Selena went after him, but Amabel hung back and spoke softly to Sir Aubrey. Then she said aloud, “La, it makes me quite nervous. I suppose there are no skeletons in there?” She and Sir Aubrey joined the others inside.

The cell was crowded with four people in it. While Clive pulled the door shut, Selena and Sir Aubrey stood by the small high window. Sir Aubrey peered out, and remarked that the wall rose directly from the river, eight or ten feet below.

The ceiling of the closet-like room was unbroken, so with the door closed they were plunged into a dim twilight. Mrs. Parcott emitted a ladylike shriek and clutched at Clive’s arm.

“Let me out of here,” she moaned. “Open the door, quickly!”

Before it was half open she slipped out, pulling Clive after her. Selena would gladly have followed, but Sir Aubrey had embarked on an endless, stammering disquisition in which medieval building methods and religious liberty figured largely. He seemed to be equally uninformed on both subjects. When she stepped towards the doorway he said, “D-do you not agree, Cousin?” so she turned back and murmured in agreement, though far from sure what he had asked.

Pretending to listen, she leaned against the cold stone wall, gazed out at the river, and thought her own thoughts.

What was Iverbrook doing in London? He had left so suddenly, with no effort to explain. What had happened in Oxford on Saturday night? Mama said all was not as it seemed; she must not jump to conclusions but wait to hear what he had to tell. Which was all very well, only after Cousin Aubrey’s announcement at the ball, it was difficult to imagine how Iverbrook could vindicate his disappearance.

Cousin Aubrey’s announcement: she looked at him in sudden suspicion. If it were not for that, they might have gone in search of the viscount. Until that moment it had been a wonderful evening. Hugh had been charming, amusing, attentive. When they were apart she had felt his eyes on her, had believed that he longed to be at her side. Then Cousin Aubrey’s voice shattered her dream.

Cousin Aubrey’s voice was abruptly cut off as the door crashed shut. A loud thud followed, the heavy sound of wood striking wood. The monk’s cell suddenly seemed to shrink.

Selena reached the door in two strides and pushed, then threw her weight against it. It did not move.

Nor did Sir Aubrey.

“Come and help me!” she demanded.

He joined her and half-heartedly leaned against the solid wood, to no result.

“It’s stuck,” he said inanely. “The wind must have b-blown it.”

“It’s not windy.”

“I expect a beam f-fell against it. The ceiling is quite rotten in p-places.”

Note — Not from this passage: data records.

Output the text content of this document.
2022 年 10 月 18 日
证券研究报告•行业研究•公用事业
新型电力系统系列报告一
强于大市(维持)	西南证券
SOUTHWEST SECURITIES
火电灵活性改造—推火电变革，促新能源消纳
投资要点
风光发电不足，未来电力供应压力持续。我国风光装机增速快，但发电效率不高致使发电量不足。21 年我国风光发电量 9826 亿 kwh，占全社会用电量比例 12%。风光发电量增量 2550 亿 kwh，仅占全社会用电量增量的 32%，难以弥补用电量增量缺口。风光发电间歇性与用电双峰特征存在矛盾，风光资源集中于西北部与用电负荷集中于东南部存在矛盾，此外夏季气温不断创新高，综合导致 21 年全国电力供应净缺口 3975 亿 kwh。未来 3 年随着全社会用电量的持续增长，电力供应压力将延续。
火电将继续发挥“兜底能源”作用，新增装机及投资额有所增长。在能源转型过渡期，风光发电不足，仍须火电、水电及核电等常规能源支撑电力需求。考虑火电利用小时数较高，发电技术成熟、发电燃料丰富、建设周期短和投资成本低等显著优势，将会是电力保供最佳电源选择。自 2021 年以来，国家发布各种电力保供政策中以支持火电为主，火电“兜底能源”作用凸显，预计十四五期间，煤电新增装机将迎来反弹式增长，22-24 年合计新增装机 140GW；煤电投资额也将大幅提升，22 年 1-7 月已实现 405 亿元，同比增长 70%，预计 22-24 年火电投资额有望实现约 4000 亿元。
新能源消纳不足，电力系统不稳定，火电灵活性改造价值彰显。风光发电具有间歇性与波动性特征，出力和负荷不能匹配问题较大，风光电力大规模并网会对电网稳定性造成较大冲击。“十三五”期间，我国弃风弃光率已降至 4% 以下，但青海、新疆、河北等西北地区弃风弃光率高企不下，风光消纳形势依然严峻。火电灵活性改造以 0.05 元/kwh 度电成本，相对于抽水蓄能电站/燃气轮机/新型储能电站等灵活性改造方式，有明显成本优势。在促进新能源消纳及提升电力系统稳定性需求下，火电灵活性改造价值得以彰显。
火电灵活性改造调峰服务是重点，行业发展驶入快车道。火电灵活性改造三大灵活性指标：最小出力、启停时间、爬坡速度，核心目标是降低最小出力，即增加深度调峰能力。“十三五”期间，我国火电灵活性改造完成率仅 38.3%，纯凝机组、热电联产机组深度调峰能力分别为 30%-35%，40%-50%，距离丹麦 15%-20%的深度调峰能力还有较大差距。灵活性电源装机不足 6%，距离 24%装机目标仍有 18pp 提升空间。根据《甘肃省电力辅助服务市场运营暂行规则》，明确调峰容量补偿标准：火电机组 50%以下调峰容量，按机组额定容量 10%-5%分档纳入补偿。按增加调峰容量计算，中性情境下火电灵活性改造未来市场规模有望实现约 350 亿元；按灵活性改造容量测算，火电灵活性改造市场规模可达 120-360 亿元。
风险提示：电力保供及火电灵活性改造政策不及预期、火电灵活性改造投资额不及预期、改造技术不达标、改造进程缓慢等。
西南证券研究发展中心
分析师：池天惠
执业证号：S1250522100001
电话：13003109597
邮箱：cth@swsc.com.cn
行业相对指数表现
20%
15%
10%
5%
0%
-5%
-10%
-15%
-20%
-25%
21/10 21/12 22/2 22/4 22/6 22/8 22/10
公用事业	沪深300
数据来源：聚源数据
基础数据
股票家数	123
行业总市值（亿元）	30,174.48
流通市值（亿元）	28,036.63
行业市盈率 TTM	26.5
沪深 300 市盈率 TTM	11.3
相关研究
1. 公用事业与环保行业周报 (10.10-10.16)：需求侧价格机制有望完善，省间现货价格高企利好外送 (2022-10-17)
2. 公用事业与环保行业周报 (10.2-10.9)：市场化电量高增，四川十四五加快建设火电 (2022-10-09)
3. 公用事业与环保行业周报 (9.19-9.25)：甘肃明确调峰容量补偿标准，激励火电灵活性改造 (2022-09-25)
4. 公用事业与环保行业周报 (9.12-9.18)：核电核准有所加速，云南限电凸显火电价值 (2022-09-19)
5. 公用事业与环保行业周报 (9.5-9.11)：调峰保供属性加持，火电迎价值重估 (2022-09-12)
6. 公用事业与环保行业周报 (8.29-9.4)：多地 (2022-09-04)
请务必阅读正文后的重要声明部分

She looked up. “Not in here,” she noted, then shouted, “Clive, help!” No answer. “Clive! Mr. Hastings! Help, somebody!”

The dank stone absorbed the sound, giving in return only the gurgle of water outside and the distant quacking of ducks.

Selena went to the window. The thickness of the wall made it hard to see out except straight ahead, where only the wide, green-brown river and the far bank with its towpath were visible. Standing on tiptoe she could see further. It was not easy, for the opening was small. Too small, she thought, to squeeze through, even if the river did not wash the base of the wall, just as her cousin had described it.

Downstream the river divided, to flow on each side of a small island. One pier of the bridge rested on this island, and a tavern stood there, the Nag’s Head, the upper story of which opened directly onto the bridge. It blocked Selena’s view of the far end of the bridge, but she could see the near end. The current sped slickly under the arches with a violent swirl. Above, she could see a cart, a horseman, and two people on foot.

“Help!” she cried; none of them looked around, or even paused. “They are too far off. If we keep shouting, Clive and Mrs. Parcott, or Delia and Mr. Hastings, are bound to come. Even if they do not hear us, they will look for us when they are ready to leave. What an excessively ridiculous situation to be in!”

It was not only ridiculous, it was tedious. Sir Aubrey had no conversation beyond mere commonplaces, and she could not listen to his lecturing with any show of complaisance. Alternately pacing up and down, four steps one way and four steps back, or huddling in a corner, she shouted from time to time. No one answered.